La battaglia Agile rappresenta “un grande esempio di dignità, una lotta per il lavoro, per la difesa dell'occupazione” ha dichiarato Fabrizio Potetti, coordinatore nazionale FIOM CGIL del settore ITC, nel suo intervento introduttivo alla Conferenza. Una battaglia che oggi oltre a rivendicare la riapertura di un confronto con il Ministero del Lavoro ribadisce con forza l'importanza della riunificazione di Eutelia e Agile, che porterebbe alla fusione di due aziende con grandi esperienze nelle soluzioni informatiche e nei servizi di telecomunicazione, dando vita ad una nuova realtà con pochi rivali nel panorama italiano dell'ITC (Information and Communication Technology).

La riunificazione di Eutelia e Agile, spiegano i lavoratori, oltre ad essere un “risarcimento morale per tutti i dipendenti”, poiché “la cessione è stata il frutto di una truffa”, rappresenterebbe “un vantaggio industriale, una richiesta del mercato”. Quello della convergenza tra IT e TLC, precisano, “è un progetto ambizioso, ma che renderebbe competitiva ed efficace l'offerta dei propri servizi e prodotti”, si svilupperebbe, infatti, “un approccio congiunto e sinergico per offrire un servizio a 360°, in grado di coprire tutte le esigenze del cliente: dalla semplice connettività, alla progettazione di soluzioni network ad alta complessità fino all'outsourcing completo di tutti i servizi dell'ITC”.

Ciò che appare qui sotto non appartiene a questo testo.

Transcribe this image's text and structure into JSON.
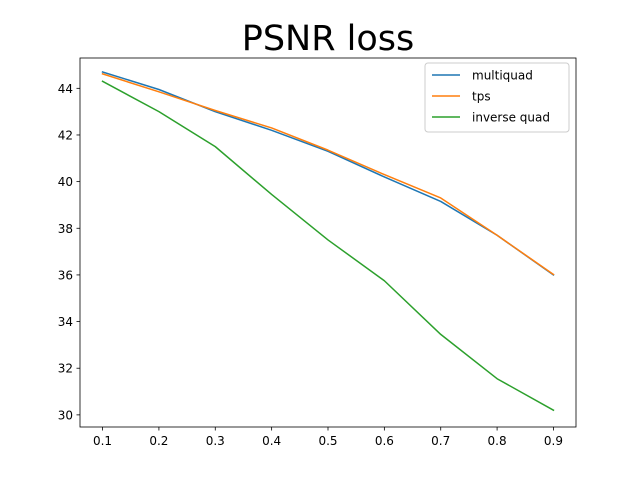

L'assemblea di oggi, afferma Maurizio Landini, ai microfoni della CGILtv, “vuole formalmente rilanciare la necessità di un tavolo di trattativa con il Governo. Esistono delle offerte serie di gruppi industriali”. Al Ministro del Lavoro, Paolo Romani, che aveva garantito un tavolo entro novembre, ma dopo tre mesi, non è arrivata ancora alcuna convocazione, Landini  chiede innanzitutto di "favorire soluzioni industriali per salvare le aziende Agile e Eutelia, riunificandole e favorendo così un processo - il cosidetto 'cloud computing' - che metta insieme l'informatica e le telecomunicazioni”, inoltre aggiunge il dirigente sindacale “si rende necessario un altro investimento, quello per la diffusione della banda larga”. Quella di Agile e Eutelia è “una realtà che ha tutte le condizioni per essere salvata. La FIOM CGIL non ha nessuna intenzione di accettare il disperdersi di circa 1800 lavoratori. Difendere l'occupazione - conclude -, significa difendere anche le professionalità e le competenze del nostro Paese”.